Wax or hard mud?
WAX OR HARD MUD?
Mario D’Couto
We just celebrated the feast of the
Epiphany a few days ago. As I reflect on this, what strikes me as about this is
two contrasting positions (read on to find out). If you have read my blogpost/article,
“Christmas – A time to reflect”, this is just to reiterate what was mentioned
before.

God Almighty invites us to a
personal communion with Him. Do we become insecure and feel uncomfortable with the
thought that if we come closer to God, we may have to give up certain
things, in fact, it so happens that more often than not a lot of atheists do
not want to believe in an all powerful God or some may not like to do anything
with God because doing so would challenge their lives, demanding them to put
effort to live more uprightly, or do we welcome Him with open arms knowing that
following His precepts would free us to do more good rather than bind us?

“’The
Divine Disturber’ would provoke human hearts either to good or evil. Once confronted
by Him, they must subscribe to light or darkness. Before everyone else they can
be ‘broadminded’, but His Presence reveals their hearts to be either fertile
ground or hard rock. He cannot come to hearts without clarifying them and dividing
them, once in His Presence, a heart discovers both its own thoughts about goodness
and its own thoughts about God.
This could never be so if He were just
a humanitarian teacher. Simeon knew this well and he told our Lord’s Mother
that Her Son must suffer because His life would be so much opposed to the complacent
maxims by which most people govern their lives.

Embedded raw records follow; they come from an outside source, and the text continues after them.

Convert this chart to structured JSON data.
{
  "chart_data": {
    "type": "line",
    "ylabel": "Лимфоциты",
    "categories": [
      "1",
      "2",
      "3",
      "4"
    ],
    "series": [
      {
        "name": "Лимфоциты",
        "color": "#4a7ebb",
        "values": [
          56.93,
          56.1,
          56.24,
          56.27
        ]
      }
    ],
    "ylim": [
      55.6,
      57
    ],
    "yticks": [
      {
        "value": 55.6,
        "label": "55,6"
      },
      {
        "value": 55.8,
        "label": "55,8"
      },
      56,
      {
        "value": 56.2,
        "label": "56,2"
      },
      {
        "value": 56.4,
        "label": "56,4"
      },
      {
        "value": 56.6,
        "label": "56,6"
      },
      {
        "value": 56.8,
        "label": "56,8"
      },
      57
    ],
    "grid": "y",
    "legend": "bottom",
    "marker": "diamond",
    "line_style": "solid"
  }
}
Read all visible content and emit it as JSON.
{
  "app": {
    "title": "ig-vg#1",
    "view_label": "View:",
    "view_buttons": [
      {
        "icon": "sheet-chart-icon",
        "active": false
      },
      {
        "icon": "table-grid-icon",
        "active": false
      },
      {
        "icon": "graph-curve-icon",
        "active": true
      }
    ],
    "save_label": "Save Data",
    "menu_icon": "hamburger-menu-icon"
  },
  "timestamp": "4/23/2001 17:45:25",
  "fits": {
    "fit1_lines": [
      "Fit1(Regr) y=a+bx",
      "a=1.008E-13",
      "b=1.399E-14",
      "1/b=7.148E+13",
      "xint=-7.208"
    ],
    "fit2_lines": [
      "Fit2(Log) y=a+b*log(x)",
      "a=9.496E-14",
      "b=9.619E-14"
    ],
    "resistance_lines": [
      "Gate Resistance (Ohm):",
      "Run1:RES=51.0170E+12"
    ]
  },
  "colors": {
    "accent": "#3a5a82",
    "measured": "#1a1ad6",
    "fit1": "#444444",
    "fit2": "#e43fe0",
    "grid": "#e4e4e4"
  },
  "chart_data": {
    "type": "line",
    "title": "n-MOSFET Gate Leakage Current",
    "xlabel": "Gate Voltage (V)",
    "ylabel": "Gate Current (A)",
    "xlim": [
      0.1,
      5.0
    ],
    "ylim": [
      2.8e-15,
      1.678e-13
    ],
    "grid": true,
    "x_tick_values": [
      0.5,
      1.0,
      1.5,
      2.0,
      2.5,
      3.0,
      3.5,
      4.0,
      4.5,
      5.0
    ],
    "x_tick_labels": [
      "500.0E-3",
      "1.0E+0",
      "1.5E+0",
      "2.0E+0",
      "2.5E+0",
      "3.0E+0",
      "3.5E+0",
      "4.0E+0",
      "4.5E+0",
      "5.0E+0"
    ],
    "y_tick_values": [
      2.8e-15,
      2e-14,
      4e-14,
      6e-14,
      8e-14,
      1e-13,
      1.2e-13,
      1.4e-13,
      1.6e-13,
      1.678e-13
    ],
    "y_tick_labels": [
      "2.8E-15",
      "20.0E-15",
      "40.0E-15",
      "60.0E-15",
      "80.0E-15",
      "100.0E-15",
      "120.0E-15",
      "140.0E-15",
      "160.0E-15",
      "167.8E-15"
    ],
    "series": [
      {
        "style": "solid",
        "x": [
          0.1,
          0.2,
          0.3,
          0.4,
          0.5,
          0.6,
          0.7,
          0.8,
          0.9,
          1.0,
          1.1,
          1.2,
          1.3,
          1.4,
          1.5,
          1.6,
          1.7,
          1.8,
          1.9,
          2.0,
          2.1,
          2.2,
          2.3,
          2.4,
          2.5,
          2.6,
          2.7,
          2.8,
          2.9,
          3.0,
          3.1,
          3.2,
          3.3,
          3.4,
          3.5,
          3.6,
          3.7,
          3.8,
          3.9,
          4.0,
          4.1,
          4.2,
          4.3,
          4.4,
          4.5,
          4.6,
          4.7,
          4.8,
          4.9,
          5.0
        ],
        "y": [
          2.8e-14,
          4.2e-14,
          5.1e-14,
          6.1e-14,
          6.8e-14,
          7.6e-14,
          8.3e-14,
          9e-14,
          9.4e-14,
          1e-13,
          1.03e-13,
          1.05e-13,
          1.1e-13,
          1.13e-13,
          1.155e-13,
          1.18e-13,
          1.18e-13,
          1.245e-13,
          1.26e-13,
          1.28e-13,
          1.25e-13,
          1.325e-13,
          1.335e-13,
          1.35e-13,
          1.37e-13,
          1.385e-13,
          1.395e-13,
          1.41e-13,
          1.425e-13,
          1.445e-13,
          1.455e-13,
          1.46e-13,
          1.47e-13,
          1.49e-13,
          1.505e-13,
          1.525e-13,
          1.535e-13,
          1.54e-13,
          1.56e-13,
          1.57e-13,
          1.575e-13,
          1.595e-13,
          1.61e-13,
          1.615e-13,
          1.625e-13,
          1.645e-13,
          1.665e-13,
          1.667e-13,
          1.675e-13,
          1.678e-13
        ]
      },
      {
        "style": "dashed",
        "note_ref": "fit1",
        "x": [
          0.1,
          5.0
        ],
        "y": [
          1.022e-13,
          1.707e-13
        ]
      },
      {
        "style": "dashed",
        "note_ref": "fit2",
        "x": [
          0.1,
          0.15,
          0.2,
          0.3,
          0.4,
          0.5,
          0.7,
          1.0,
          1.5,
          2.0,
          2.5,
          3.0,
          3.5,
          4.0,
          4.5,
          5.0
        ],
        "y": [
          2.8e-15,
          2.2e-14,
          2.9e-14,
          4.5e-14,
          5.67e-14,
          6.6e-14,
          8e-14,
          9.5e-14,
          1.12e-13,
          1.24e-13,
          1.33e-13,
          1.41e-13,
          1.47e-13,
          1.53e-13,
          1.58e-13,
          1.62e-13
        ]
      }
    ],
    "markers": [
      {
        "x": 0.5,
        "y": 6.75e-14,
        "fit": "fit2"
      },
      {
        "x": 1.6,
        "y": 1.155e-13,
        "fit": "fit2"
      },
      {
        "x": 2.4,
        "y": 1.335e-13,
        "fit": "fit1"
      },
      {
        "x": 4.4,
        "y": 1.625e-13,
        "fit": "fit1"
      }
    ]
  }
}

He would act on one soul in one
way and on another, in another way, just as the sun shines on wax and softens
it and shines on mud and hardens it. There is no difference in the sun, only in
the objects on which it shines. As the Light of the World, He would be a joy to
the good and the lovers of light but He would be a probing searchlight to those
who were evil and preferred to live in darkness. The seed is the same, but the soil
is different and each soil will be judged by the way it reacts to the seed. The
will of Christ to save is limited by the free reaction of each soul either to
accept or reject.”

He (Dr. Hahn) went on to say, “I have
to admit, John that, that kind of God threatens my present state of existence
and my lifestyle. If I were going to invent a god, I’d probably make one, more congenial
to my whims. And if I didn’t have the sense to invent him that way in the first
place, I’d at least invent a god who could change his mind.”
From the above encounter between Dr.
Hahn and his student, it gives us an insight into the mind of an atheist and the
agnostic which for them, God is nothing but a fairy – tale or a substitute in
order to make up for the incompleteness or the void in human life. The pioneer
of his trend of thinking goes back to a philosopher name Ludwig Feuerbach, who
later went on to influence Fredrich Nietzsche and Karl Marx.
Fyodor Dostoyevsky, a novelist and a
contemporary of Ludwig Feuerbach once made a statement, “If God did not exist
then everything is permitted.” This in other words tell us that atheism and
agnosticism is not so much an intellectual problem but a problem of the will. Despite
the various sources found in order to prove God’s existence, some people just
cannot bear the fact that God is real and that is precisely because they want to
live on their own terms, not according to God’s will.
In Romans 1:18, St. Paul recounts
how so many people trod along the downward spiral of sin. In his view,
immorality and unbelief are co – dependent dispositions. People must ignore or
deny God if they want to do things that are objectively wrong. And as these actions
become habitual, so does their ignorance or denial of God.
A person may or may not be a hardcore
atheist and the reason I say this is because although one may claim to be a believer
and not an atheist, it’s the attitude that also makes a difference. It’s one
thing to know God but act like it did not matter while it is another thing to
fall down but get back up and strive to make right what one has done wrong.